One of the most overlooked and intentionally ignored parts of a new business is the analysing the competition. Everyone has competition, it’s a fundamental reality of being in business. And ignoring them, or underestimating them, is the worst mistake you can make. By carefully researching your competitors you can evaluate what they are doing right and what they are doing wrong – and determine exactly what you need to do for your business to leave them in your dust!
There are three types of competitors:
1. Direct competition
These are the businesses who offer the same product/service as you and compete in the same market. They are your biggest threat.
2. Indirect competition
These are the businesses who offer a different product/service but compete in the same market to satisfy similar customer needs. Identifying how you can leave your direct competitors in the dust has the knock-on effect of making your product/service more attractive to consumers who may otherwise select to spend their money with your indirect competition.
3. Stealth competition
These are competitors who serve the same customers but in different and often unexpected ways.

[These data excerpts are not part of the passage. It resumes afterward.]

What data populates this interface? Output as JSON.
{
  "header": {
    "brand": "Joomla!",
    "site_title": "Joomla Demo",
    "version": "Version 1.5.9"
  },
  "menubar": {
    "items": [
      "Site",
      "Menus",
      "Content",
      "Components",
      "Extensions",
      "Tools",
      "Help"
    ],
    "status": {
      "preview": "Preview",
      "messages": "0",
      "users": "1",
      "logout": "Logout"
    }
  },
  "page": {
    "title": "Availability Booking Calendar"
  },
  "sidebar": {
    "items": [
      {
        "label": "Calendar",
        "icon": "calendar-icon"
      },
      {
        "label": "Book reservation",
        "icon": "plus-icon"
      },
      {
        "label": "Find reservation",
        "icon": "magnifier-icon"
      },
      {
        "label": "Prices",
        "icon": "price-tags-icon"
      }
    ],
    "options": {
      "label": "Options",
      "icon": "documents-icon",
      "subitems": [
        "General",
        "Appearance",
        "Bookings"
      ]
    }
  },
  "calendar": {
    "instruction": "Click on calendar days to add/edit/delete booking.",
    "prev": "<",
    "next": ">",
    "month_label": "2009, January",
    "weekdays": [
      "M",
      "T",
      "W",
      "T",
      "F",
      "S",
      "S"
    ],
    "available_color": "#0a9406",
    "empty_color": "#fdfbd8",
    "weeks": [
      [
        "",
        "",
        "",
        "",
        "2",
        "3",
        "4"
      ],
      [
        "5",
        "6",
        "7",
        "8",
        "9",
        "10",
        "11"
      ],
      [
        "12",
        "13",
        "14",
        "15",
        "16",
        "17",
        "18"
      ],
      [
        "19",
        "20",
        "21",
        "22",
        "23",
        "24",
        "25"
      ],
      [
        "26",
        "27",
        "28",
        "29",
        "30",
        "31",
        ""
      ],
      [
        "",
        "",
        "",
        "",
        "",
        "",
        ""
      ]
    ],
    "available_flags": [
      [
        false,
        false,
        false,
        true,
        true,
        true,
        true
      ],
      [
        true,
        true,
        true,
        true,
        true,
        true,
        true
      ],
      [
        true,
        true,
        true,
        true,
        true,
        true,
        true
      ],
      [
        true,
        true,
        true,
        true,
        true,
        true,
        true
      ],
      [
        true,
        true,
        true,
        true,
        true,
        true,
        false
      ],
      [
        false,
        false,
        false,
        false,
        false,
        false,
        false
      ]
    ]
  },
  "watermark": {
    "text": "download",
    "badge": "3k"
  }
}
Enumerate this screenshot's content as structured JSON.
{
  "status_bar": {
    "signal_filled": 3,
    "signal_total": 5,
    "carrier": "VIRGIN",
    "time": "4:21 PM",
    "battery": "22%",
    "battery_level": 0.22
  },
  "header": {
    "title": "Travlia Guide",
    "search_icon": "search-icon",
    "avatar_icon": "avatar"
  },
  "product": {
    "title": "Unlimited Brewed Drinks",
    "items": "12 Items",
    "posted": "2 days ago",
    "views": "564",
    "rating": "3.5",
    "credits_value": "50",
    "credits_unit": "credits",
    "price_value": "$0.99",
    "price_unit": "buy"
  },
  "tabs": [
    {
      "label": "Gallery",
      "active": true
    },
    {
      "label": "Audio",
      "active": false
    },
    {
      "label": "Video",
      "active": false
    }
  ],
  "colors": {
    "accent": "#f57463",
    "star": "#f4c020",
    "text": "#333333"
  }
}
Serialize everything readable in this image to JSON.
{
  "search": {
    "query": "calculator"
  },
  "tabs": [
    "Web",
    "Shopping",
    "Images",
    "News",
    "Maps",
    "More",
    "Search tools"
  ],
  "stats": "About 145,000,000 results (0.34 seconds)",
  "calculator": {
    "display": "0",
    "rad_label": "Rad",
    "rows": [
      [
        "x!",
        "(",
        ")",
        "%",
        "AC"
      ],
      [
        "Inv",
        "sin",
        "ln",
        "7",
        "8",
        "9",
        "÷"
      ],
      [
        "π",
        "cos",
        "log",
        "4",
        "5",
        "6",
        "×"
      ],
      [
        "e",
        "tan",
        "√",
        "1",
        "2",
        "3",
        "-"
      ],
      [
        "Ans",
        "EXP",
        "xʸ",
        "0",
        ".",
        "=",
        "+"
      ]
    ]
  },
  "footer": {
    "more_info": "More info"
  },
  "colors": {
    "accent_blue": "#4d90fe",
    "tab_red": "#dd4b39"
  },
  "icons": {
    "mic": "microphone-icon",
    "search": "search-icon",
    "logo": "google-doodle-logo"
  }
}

Their product/service usually serves as alternatives to yours. Let’s say that you’re starting a bakery. A stealth competitor can be grocery aisles, where customers can buy bake-it-yourself mixes. The knock-on effect mentioned above can also help towards directing sales your way.
There will likely be both big and small changes. Don’t be tempted to ignore the small details, you never know what will turn a customer off.
In business it all boils down to quality – the quality of your product/service and the quality of your customer experiences (which pretty much involves every aspect of your business). Therefore, quality control is a key component of a successful, well-run business. Defining your quality control helps to ensure your small business delivers a consistent product/service and customer experience. You simply need to:
- Set your quality standards
- Figure out how you will ensure those standards are met
You want to ensure quality in every aspect of your business but take the most important measures – those that have the biggest impact on your profits and your customer experience are your first priority. This will ensure satisfied customers and also keep you and your team from becoming overwhelmed. What are your quality standards? And how will you ensure that they are adhered to at all times?